Tuesday Art Attack- Lucian Michael Freud "Self Portrait 1985" by Christian Franzen

     Lucian Michael Freud was born on December 8th, 1922 in the city of Berlin, Germany. Being of Jewish decent, his family fled Germany in 1933 for London to evade the rising Nazi power. Freud attended grade school in London and became an official British subject in 1939. After completing grade school Freud studied at a number of art Schools across Britain. For a short while he studied at the Central School of Art in London, then transferring to the Cedric Morris' East Anglian School of Painting and Drawing for 2 years. He finally finished up at Goldsmiths' College in 1943. While in school he served as a seaman in the Atlantic Convoy for a year in the British efforts of World War 2. 
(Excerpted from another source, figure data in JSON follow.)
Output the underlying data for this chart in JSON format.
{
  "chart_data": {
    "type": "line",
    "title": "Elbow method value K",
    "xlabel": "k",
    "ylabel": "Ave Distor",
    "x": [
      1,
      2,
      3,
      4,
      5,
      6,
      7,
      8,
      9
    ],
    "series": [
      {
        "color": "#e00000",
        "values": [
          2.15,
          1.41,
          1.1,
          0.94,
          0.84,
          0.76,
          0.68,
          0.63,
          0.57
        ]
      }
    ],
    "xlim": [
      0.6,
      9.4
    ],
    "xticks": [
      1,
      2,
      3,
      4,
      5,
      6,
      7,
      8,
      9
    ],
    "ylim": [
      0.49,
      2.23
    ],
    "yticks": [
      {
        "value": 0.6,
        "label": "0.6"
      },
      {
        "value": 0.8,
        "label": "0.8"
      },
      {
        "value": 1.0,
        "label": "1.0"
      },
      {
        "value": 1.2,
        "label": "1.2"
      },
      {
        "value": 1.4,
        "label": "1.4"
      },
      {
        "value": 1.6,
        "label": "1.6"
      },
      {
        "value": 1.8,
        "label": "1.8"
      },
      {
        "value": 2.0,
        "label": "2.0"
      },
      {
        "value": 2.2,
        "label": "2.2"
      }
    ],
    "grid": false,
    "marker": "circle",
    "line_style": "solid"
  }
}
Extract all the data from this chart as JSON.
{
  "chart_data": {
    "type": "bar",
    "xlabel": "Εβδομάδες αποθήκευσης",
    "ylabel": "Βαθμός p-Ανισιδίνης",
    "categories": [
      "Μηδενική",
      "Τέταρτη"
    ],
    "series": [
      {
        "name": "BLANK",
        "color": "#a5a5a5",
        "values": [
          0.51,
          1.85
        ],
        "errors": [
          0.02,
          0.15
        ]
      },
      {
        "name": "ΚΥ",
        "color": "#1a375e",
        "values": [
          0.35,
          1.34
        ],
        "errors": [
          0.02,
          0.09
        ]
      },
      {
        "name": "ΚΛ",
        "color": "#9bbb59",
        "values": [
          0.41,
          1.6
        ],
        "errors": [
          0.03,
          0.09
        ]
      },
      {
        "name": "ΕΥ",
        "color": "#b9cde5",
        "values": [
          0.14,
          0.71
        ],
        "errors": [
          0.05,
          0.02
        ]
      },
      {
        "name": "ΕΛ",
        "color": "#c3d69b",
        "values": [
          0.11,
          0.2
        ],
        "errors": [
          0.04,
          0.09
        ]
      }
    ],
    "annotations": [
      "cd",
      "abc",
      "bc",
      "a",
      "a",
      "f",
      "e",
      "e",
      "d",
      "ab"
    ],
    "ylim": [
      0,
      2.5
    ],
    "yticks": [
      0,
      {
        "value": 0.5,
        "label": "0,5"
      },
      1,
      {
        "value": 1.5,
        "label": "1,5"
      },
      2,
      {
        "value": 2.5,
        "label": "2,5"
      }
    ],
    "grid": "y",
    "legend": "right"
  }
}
     In 1943, editor Meary James Thurairajah Tambimuttu commissioned Freud to illustrate a book of poems by Nicholas Moore titled "The Glass Tower". Subject matter from these illustrations would appear throughout his work for years to come. Freud was a member of a group of figurative artists referred to as "The School of London". These group of artists were all in close proximity of one another painting figuratively in the height of abstract expressionist painting. Members of this group include Francis Bacon, Frank Auerbach, Reginald Gray, and many others. Freud's first solo was held in the Alex Reid and Lefevre Gallery in 1944. Freud spent a long while after this show traveling around Europe visiting friends and searching for new muses. He became a visiting professor at the Slade School of Fine Art in London from 1949 to 1954. 
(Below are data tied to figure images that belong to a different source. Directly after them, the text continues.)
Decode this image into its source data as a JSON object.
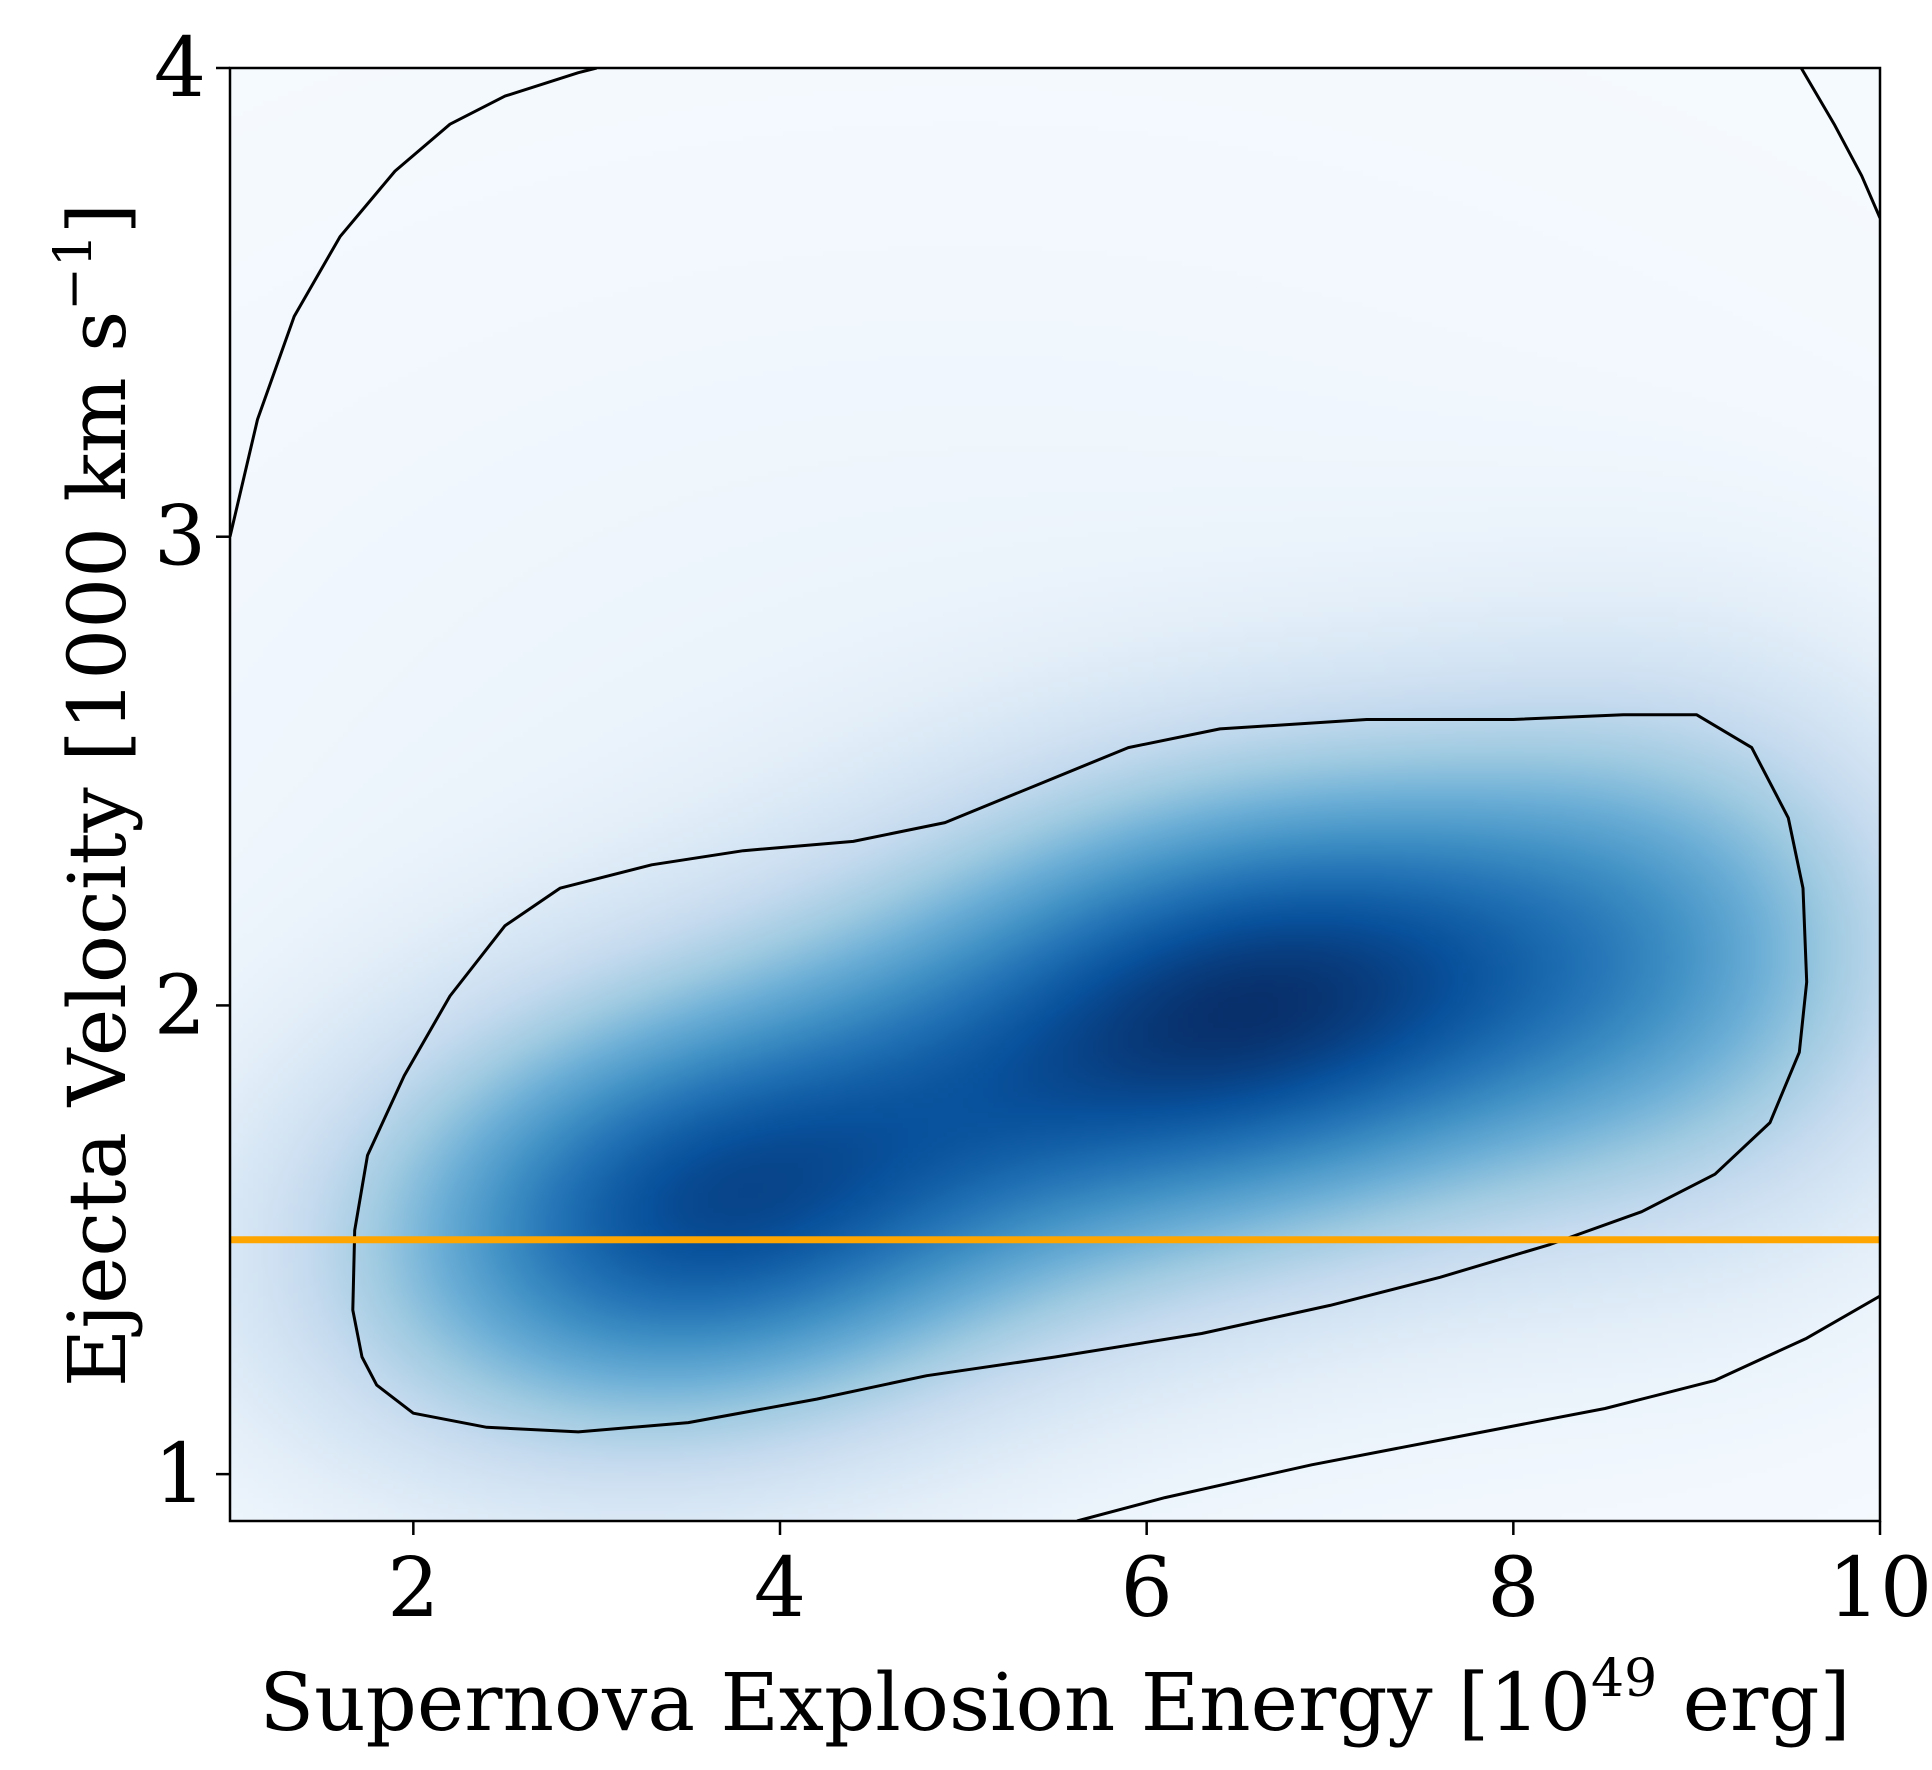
{
  "chart_data": {
    "type": "heatmap",
    "subtype": "2d-kde-density-with-contours",
    "xlabel": {
      "text": "Supernova Explosion Energy [10",
      "sup": "49",
      "suffix": " erg]"
    },
    "ylabel": {
      "text": "Ejecta Velocity [1000 km s",
      "sup": "−1",
      "suffix": "]"
    },
    "xlim": [
      1,
      10
    ],
    "ylim": [
      0.9,
      4
    ],
    "x_ticks": [
      2,
      4,
      6,
      8,
      10
    ],
    "x_tick_labels": [
      "2",
      "4",
      "6",
      "8",
      "10"
    ],
    "y_ticks": [
      1,
      2,
      3,
      4
    ],
    "y_tick_labels": [
      "1",
      "2",
      "3",
      "4"
    ],
    "colormap": {
      "name": "Blues",
      "low": "#f7fbff",
      "high": "#08306b"
    },
    "density_components": [
      {
        "mean": [
          3.5,
          1.55
        ],
        "sigma": [
          1.3,
          0.33
        ],
        "rho": 0.15,
        "weight": 1.0
      },
      {
        "mean": [
          6.6,
          2.0
        ],
        "sigma": [
          1.5,
          0.35
        ],
        "rho": 0.2,
        "weight": 1.15
      },
      {
        "mean": [
          9.0,
          2.1
        ],
        "sigma": [
          1.0,
          0.4
        ],
        "rho": 0.0,
        "weight": 0.4
      },
      {
        "mean": [
          5.0,
          2.2
        ],
        "sigma": [
          4.0,
          1.1
        ],
        "rho": 0.0,
        "weight": 0.08
      }
    ],
    "contours": [
      {
        "name": "inner-contour",
        "closed": true,
        "color": "#000000",
        "points": [
          [
            1.67,
            1.35
          ],
          [
            1.72,
            1.25
          ],
          [
            1.8,
            1.19
          ],
          [
            2.0,
            1.13
          ],
          [
            2.4,
            1.1
          ],
          [
            2.9,
            1.09
          ],
          [
            3.5,
            1.11
          ],
          [
            4.2,
            1.16
          ],
          [
            4.8,
            1.21
          ],
          [
            5.5,
            1.25
          ],
          [
            6.3,
            1.3
          ],
          [
            7.0,
            1.36
          ],
          [
            7.6,
            1.42
          ],
          [
            8.2,
            1.49
          ],
          [
            8.7,
            1.56
          ],
          [
            9.1,
            1.64
          ],
          [
            9.4,
            1.75
          ],
          [
            9.56,
            1.9
          ],
          [
            9.6,
            2.05
          ],
          [
            9.58,
            2.25
          ],
          [
            9.5,
            2.4
          ],
          [
            9.3,
            2.55
          ],
          [
            9.0,
            2.62
          ],
          [
            8.6,
            2.62
          ],
          [
            8.0,
            2.61
          ],
          [
            7.2,
            2.61
          ],
          [
            6.4,
            2.59
          ],
          [
            5.9,
            2.55
          ],
          [
            5.4,
            2.47
          ],
          [
            4.9,
            2.39
          ],
          [
            4.4,
            2.35
          ],
          [
            3.8,
            2.33
          ],
          [
            3.3,
            2.3
          ],
          [
            2.8,
            2.25
          ],
          [
            2.5,
            2.17
          ],
          [
            2.2,
            2.02
          ],
          [
            1.95,
            1.85
          ],
          [
            1.75,
            1.68
          ],
          [
            1.68,
            1.52
          ]
        ]
      },
      {
        "name": "outer-contour-top-left",
        "closed": false,
        "color": "#000000",
        "points": [
          [
            1.0,
            3.0
          ],
          [
            1.15,
            3.25
          ],
          [
            1.35,
            3.47
          ],
          [
            1.6,
            3.64
          ],
          [
            1.9,
            3.78
          ],
          [
            2.2,
            3.88
          ],
          [
            2.5,
            3.94
          ],
          [
            2.9,
            3.99
          ],
          [
            3.0,
            4.0
          ]
        ]
      },
      {
        "name": "outer-contour-top-right",
        "closed": false,
        "color": "#000000",
        "points": [
          [
            9.57,
            4.0
          ],
          [
            9.75,
            3.88
          ],
          [
            9.9,
            3.77
          ],
          [
            10.0,
            3.68
          ]
        ]
      },
      {
        "name": "outer-contour-bottom-right",
        "closed": false,
        "color": "#000000",
        "points": [
          [
            5.62,
            0.9
          ],
          [
            6.1,
            0.95
          ],
          [
            6.9,
            1.02
          ],
          [
            7.7,
            1.08
          ],
          [
            8.5,
            1.14
          ],
          [
            9.1,
            1.2
          ],
          [
            9.6,
            1.29
          ],
          [
            10.0,
            1.38
          ]
        ]
      }
    ],
    "reference_lines": [
      {
        "name": "ejecta-velocity-reference",
        "orientation": "horizontal",
        "y": 1.5,
        "color": "#ffa500"
      }
    ]
  }
}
     Freud often painted the figure in a portrait style painting. In many of his paintings he also included the pet of his subject. Over his career Freud developed his style of painting the figure. He used longer brushes for a looser quality and used lots of paint. Many of Freud's paintings are very thick; using this impasto technique he would build up thick surfaces and textures along his figures. Nearly all of his paintings were done with a real life subject of subjects and not from reference photos or scotches. Freud was known to spend a lot of time studying his subjects and painting them. A painting he completed in 2007 took approximately 2,400 hours to complete with the model posing for nearly the whole time. Freud also did many portraits of his contemporaries later on in his career. The portraits of Frank Auerbach and Francis Bacon are most famous of this series. 
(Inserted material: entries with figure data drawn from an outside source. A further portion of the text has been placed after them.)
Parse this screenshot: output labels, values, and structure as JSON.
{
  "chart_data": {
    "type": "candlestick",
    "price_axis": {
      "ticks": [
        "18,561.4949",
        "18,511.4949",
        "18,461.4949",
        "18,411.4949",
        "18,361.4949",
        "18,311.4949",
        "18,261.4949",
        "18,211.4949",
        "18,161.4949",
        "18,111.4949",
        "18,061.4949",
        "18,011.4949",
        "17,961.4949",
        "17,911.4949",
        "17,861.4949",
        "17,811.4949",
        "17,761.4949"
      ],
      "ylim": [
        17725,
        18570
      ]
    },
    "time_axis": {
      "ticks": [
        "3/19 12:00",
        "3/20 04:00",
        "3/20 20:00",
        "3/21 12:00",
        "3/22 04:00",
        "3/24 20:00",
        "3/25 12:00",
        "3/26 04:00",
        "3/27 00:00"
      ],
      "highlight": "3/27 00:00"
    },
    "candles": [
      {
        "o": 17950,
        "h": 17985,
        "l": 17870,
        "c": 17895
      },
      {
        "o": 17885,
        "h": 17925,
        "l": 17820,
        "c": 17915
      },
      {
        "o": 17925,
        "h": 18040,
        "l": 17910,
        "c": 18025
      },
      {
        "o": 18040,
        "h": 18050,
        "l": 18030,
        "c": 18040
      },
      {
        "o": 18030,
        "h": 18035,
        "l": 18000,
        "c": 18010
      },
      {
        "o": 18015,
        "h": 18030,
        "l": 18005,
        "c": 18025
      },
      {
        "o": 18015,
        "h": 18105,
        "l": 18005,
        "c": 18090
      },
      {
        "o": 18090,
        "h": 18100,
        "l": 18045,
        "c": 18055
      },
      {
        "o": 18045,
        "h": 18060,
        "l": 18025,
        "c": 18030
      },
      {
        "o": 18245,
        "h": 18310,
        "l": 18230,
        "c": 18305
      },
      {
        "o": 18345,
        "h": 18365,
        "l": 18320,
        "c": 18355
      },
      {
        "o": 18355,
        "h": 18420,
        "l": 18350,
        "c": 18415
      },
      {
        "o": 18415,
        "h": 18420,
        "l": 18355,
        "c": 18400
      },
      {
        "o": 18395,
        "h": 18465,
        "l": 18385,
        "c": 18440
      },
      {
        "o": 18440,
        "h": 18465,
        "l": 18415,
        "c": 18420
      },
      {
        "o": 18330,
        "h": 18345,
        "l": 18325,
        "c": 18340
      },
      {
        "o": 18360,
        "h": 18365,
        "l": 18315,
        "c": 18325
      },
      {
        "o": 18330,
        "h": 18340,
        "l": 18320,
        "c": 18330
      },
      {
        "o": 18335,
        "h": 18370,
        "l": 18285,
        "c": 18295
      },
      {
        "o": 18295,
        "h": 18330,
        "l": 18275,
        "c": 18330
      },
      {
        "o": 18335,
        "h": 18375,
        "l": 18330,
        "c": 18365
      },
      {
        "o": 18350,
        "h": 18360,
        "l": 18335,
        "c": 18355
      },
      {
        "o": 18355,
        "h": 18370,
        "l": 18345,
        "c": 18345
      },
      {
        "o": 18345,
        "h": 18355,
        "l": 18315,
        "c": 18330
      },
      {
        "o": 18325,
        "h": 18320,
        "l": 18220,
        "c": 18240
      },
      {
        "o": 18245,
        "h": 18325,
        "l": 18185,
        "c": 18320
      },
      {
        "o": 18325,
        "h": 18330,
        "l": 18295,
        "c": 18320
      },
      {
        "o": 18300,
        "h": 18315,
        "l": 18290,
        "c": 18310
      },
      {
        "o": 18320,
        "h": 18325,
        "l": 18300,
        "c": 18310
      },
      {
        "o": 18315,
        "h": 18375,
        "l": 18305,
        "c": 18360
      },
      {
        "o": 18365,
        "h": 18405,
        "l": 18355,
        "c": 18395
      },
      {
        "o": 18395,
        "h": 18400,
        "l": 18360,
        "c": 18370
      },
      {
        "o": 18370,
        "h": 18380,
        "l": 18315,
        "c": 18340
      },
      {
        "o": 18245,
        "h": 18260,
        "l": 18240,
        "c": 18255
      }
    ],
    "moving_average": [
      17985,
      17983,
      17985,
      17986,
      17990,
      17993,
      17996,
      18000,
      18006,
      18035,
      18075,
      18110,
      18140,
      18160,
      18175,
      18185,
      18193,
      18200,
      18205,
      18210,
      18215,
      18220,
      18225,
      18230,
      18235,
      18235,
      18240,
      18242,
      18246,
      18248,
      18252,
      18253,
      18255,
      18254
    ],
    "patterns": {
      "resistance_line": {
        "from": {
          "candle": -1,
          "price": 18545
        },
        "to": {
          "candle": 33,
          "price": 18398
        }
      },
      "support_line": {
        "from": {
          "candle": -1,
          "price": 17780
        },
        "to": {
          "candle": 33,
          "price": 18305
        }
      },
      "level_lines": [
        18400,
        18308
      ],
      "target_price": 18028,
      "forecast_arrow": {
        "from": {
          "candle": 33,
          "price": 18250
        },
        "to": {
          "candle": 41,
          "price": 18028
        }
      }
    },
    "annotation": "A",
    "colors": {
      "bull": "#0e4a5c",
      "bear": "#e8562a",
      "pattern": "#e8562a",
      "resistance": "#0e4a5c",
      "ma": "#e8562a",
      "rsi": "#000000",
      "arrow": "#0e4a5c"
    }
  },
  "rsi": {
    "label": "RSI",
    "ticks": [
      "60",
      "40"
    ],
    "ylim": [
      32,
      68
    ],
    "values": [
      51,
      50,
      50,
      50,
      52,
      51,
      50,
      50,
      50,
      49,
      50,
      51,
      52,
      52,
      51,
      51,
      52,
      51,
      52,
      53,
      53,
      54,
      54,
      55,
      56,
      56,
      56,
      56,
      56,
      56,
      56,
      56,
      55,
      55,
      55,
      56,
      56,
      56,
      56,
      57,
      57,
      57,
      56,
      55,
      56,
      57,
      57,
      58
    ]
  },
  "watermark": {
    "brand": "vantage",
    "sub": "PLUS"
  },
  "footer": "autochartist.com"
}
     Freud continued to paint and held many solo shows towards the end of his life. As he grew older he liked use people he knew as subjects in his paintings because he believed it to make the painting more personal.  He is quoted saying "I paint people, not because of what they are like, not exactly in spite of what they are like, but how they happen to be". Freud died on July 20th, 2011 in his city of London at the age of 89.